#  Ungraded Lab: Numerical Calculations Lab

## Overview
In this lab, you'll explore NumPy's powerful numerical computation capabilities using EngageMetric’s employee data. You'll learn how to perform vectorized operations efficiently and compare their performance with traditional loop-based approaches. Like any good developer's toolkit, your lesson screencasts are valuable resources - keep the lesson video accessible while working through this lab and refer back to it whenever you need a refresher.

## Learning Outcomes
By the end of this lab, you will be able to:
- Create and manipulate NumPy arrays effectively
- Perform vectorized mathematical operations on arrays
- Compare performance between loop-based and vectorized operations
- Apply NumPy functions to real-world data analysis

## Dataset Information
We'll work with EngageMetric’s <b>employee_insights.csv</b> dataset, which contains HR data including:
- Employee satisfaction scores (1-10)
- Overtime hours worked
- Salary information
- Work experience details This dataset will help us perform practical numerical calculations relevant to HR analytics

## Activities
### Activity 1: Basic Array Operations 
Let's start by creating and manipulating NumPy arrays using employee data.
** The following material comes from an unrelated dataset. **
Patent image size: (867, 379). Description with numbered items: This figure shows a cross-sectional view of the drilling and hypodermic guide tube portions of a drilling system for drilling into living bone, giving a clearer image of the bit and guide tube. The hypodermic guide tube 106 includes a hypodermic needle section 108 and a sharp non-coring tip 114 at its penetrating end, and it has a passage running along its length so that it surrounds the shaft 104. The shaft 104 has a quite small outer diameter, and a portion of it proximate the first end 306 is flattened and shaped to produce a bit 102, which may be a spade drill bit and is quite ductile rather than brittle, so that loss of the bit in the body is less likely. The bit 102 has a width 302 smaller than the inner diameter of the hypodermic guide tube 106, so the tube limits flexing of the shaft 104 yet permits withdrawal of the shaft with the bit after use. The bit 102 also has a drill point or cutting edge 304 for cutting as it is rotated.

<b>Step 1:</b> Import required libraries and load dataset:

In [1]:
import numpy as np
import pandas as pd

# Load the dataset
df = pd.read_csv('employee_insights.csv')

<b>Step 2: Try It Yourself:</b>  Create arrays from employee data:

In [2]:
# Extract overtime_hours into a NumPy array filling NaN values as 0
overtime = df['overtime_hours'].fillna(0).to_numpy()
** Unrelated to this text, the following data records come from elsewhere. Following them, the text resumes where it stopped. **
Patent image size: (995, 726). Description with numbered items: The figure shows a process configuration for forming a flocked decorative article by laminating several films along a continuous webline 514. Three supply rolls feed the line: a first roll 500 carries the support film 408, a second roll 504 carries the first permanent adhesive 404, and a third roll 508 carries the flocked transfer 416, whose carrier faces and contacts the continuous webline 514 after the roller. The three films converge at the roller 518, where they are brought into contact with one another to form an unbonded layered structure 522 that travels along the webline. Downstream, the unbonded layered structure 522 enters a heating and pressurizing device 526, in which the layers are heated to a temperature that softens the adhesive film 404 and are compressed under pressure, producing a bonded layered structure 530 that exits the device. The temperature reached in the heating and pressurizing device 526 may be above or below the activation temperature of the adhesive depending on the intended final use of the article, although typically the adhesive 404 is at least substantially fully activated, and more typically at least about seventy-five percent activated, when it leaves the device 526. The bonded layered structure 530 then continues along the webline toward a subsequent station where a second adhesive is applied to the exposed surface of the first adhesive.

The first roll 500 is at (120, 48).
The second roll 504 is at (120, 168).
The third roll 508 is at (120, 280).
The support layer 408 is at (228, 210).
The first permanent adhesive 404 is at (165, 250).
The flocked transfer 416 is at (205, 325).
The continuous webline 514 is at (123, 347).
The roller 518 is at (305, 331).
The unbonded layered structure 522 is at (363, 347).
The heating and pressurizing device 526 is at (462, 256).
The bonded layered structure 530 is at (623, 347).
# Create an array from satisfaction_score column
# YOUR CODE HERE

<b>Tip:</b> Use .to_numpy() to convert pandas Series to NumPy arrays efficiently.
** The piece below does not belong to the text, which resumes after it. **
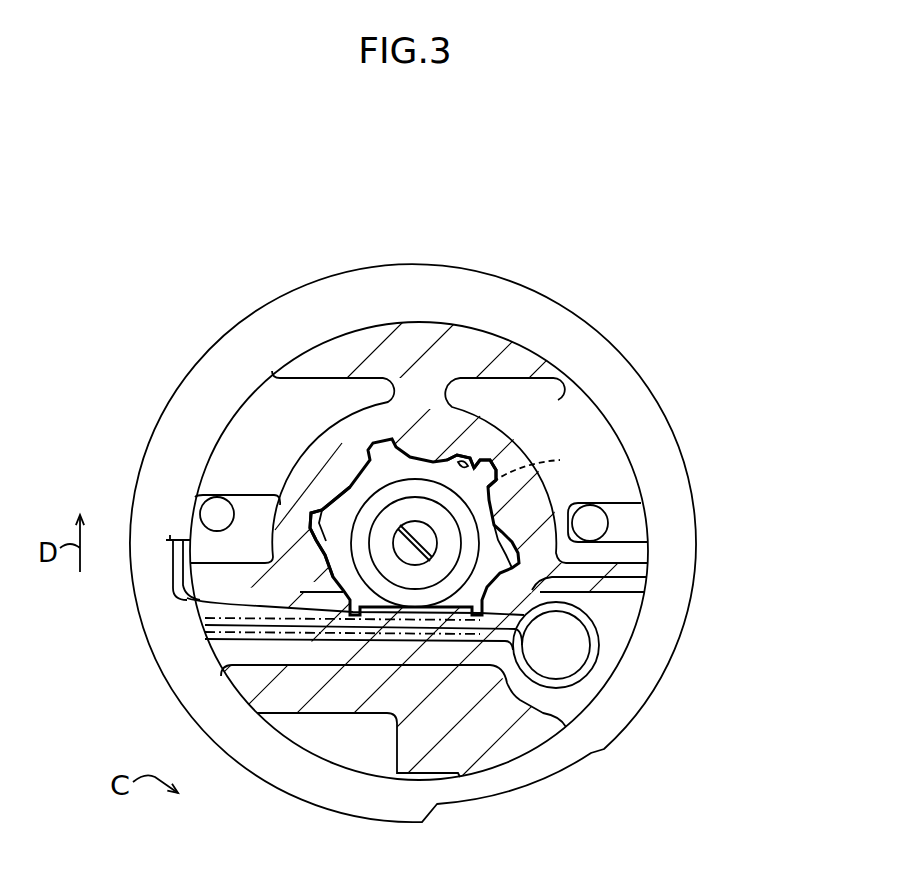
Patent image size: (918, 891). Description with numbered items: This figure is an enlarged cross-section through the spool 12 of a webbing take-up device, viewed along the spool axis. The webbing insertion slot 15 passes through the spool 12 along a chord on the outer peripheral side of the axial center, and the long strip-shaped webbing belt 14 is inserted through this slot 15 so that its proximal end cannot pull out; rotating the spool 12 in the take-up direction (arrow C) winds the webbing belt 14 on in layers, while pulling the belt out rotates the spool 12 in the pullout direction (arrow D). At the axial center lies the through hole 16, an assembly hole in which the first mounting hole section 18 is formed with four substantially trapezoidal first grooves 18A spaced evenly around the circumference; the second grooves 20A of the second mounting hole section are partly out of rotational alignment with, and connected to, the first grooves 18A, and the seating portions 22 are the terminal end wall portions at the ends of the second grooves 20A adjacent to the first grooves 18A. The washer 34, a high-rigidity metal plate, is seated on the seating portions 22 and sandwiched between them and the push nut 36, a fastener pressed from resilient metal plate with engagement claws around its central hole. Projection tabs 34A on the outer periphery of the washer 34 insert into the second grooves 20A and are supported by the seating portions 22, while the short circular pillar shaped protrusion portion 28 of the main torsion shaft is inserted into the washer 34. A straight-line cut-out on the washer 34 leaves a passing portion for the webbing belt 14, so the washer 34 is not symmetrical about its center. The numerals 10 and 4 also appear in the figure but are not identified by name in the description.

### Activity 2: Vectorized Calculations
Compare loop-based vs. vectorized operations for calculating overtime cost.

<b>Step 1:</b> Calculate overtime pay using a traditional Python loop:

In [3]:
# Traditional loop approach
def calculate_overtime_loop(hours, rate=20):
    total = 0
    for hour in hours:
        if not np.isnan(hour):
            total += hour * rate
    return total

<b>Step 2: Try It Yourself:</b>  Implement a vectorized NumPy version:

In [4]:
# Create vectorized version
# YOUR CODE HERE

<b>Tip:</b> Use NumPy’s array operations.

<b>Test Your Work:</b>

In [5]:
# Compare results and timing of both approaches
import time

# Test loop version
start_time = time.time()
loop_result = calculate_overtime_loop(overtime)
loop_time = time.time() - start_time

# Test your vectorized version
# YOUR CODE HERE

### Activity 3: Statistical Operations 
Apply NumPy's statistical functions to analyze employee metrics.

<b>Step 1:</b> Calculate basic statistics:

In [6]:
# Get satisfaction score statistics
satisfaction = df['satisfaction_score'].to_numpy()
print(f"Mean satisfaction: {np.nanmean(satisfaction)}")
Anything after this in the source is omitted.